Governance typically involves academic host institutions such as University of Missouri, University of North Carolina, University of Cincinnati, University of Massachusetts Medical School, and University of California, Davis with oversight from program officers at National Institutes of Health and advisory boards including representatives from National Academy of Sciences, American Association for the Advancement of Science, Association of American Universities, and stakeholder institutions like The Jackson Laboratory. Funding derives from grants administered by agencies including National Institute of General Medical Sciences, National Cancer Institute, National Institute of Neurological Disorders and Stroke, and collaborative funding from private foundations such as Burroughs Wellcome Fund and Alfred P. Sloan Foundation.
By provisioning standardized mouse models, the centers have enabled discoveries in immunology, oncology, neurobiology, metabolism, and developmental biology across consortia including Human Genome Project collaborators, the International Knockout Mouse Consortium, ENCODE Project Consortium, GTEx Consortium, Cancer Genome Atlas, and translational programs at Mayo Clinic, Cleveland Clinic, Mount Sinai Medical Center, Memorial Sloan Kettering Cancer Center, and Dana–Farber Cancer Institute. Data and resources from the centers support publications in journals such as Nature, Science, Cell, Proceedings of the National Academy of Sciences, and The Lancet and contribute to patents and therapeutics developed by companies including Regeneron Pharmaceuticals, Moderna, Biogen, and Vertex Pharmaceuticals.
Access policies balance researcher needs with oversight by institutional animal care and use committees at institutions like Harvard Medical School, Yale School of Medicine, Stanford School of Medicine, Columbia University Irving Medical Center, and Icahn School of Medicine at Mount Sinai.
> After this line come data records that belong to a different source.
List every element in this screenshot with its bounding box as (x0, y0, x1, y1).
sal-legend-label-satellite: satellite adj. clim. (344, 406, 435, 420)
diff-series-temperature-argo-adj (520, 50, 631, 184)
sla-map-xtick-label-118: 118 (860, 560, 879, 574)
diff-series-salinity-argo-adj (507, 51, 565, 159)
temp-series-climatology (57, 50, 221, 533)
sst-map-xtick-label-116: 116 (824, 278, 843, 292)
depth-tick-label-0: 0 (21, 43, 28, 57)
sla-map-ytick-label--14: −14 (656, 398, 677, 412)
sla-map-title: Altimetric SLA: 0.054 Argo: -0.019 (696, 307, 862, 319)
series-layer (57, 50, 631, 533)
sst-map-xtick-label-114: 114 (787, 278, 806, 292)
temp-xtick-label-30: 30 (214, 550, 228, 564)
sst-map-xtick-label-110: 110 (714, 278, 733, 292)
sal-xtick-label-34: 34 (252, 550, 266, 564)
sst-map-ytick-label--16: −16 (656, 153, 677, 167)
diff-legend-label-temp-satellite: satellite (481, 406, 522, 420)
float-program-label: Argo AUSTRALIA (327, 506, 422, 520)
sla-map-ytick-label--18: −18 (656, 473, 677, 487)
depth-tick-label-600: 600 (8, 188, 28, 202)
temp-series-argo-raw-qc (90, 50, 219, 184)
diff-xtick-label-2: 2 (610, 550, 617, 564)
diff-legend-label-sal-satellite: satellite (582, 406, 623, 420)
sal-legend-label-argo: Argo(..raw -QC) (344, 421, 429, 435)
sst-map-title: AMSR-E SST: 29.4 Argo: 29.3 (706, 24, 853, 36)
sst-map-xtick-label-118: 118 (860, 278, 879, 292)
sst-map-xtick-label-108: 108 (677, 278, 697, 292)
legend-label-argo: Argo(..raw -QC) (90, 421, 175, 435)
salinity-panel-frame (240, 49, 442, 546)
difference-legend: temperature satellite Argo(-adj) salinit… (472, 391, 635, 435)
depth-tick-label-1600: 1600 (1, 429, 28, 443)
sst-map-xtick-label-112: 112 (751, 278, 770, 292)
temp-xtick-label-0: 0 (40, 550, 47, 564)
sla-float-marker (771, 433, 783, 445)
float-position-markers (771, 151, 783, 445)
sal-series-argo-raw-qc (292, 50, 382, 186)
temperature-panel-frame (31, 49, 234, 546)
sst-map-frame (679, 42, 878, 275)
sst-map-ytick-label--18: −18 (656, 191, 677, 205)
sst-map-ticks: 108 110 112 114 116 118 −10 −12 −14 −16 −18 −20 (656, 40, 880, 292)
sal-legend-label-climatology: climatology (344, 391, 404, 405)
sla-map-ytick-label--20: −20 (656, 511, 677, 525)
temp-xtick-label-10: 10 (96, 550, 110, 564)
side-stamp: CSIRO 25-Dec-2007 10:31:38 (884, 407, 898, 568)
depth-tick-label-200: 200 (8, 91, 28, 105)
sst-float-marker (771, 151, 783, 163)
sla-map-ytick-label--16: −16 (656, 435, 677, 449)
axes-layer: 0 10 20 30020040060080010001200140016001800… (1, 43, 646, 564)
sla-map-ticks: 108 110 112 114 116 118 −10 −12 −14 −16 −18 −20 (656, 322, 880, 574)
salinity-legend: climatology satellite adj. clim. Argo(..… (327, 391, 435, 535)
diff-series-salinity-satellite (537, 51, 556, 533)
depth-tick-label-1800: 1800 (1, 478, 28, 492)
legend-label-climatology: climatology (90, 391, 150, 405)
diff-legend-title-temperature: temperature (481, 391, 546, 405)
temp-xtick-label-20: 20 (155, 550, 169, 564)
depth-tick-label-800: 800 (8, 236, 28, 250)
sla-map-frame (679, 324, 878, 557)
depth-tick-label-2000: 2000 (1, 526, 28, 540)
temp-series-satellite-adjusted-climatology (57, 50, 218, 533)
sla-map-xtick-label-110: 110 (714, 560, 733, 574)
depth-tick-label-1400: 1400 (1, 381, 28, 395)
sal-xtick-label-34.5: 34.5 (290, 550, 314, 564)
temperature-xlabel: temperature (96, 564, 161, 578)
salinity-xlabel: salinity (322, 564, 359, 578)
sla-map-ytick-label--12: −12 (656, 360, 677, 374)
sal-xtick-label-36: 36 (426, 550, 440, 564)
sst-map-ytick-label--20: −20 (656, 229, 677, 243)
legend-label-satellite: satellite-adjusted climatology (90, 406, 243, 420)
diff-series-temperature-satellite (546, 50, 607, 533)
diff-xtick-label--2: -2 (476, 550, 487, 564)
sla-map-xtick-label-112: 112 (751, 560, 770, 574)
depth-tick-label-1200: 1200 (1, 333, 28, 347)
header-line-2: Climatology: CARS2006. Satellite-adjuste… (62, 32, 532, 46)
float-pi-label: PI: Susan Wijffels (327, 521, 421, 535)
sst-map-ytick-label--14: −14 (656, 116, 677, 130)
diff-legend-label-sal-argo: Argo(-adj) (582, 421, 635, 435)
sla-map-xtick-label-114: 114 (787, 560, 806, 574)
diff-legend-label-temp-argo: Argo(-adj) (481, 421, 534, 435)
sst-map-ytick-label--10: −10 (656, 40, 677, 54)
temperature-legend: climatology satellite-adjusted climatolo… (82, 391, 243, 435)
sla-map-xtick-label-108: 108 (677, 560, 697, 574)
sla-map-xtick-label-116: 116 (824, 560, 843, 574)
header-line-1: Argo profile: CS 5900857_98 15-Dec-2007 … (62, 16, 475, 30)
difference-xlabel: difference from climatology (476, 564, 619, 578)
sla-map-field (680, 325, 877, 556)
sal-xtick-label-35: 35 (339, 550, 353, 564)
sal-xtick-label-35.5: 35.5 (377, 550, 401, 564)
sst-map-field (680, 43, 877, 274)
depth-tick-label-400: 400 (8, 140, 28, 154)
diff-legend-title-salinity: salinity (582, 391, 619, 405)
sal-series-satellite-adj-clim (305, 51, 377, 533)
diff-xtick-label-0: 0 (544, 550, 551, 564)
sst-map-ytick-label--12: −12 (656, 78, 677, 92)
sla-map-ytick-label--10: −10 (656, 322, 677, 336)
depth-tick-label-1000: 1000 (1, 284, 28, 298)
Welfare and ethical frameworks reference guidelines from Office of Laboratory Animal Welfare, Association for Assessment and Accreditation of Laboratory Animal Care International, Council for International Organizations of Medical Sciences, and international standards influenced by bodies such as World Health Organization and Organisation for Economic Co-operation and Development. Biosecurity, import/export compliance, and humane endpoints are managed in coordination with agencies like Centers for Disease Control and Prevention, United States Department of Agriculture, and institutional biosafety committees.
Major contributions include support for large-scale knockout and conditional allele projects tied to the International Knockout Mouse Consortium, phenotype datasets integrated into Mouse Genome Informatics and International Mouse Phenotyping Consortium portals, and collaborations enabling disease models used by researchers at Harvard Medical School, Stanford Medicine, UCSF School of Medicine, Johns Hopkins School of Medicine, Duke University School of Medicine, and University of Pennsylvania Perelman School of Medicine. The centers have underpinned studies referenced in award recognitions such as the Nobel Prize in Physiology or Medicine, Lasker Award, Breakthrough Prize in Life Sciences, and influenced guidelines from National Institutes of Health policy initiatives.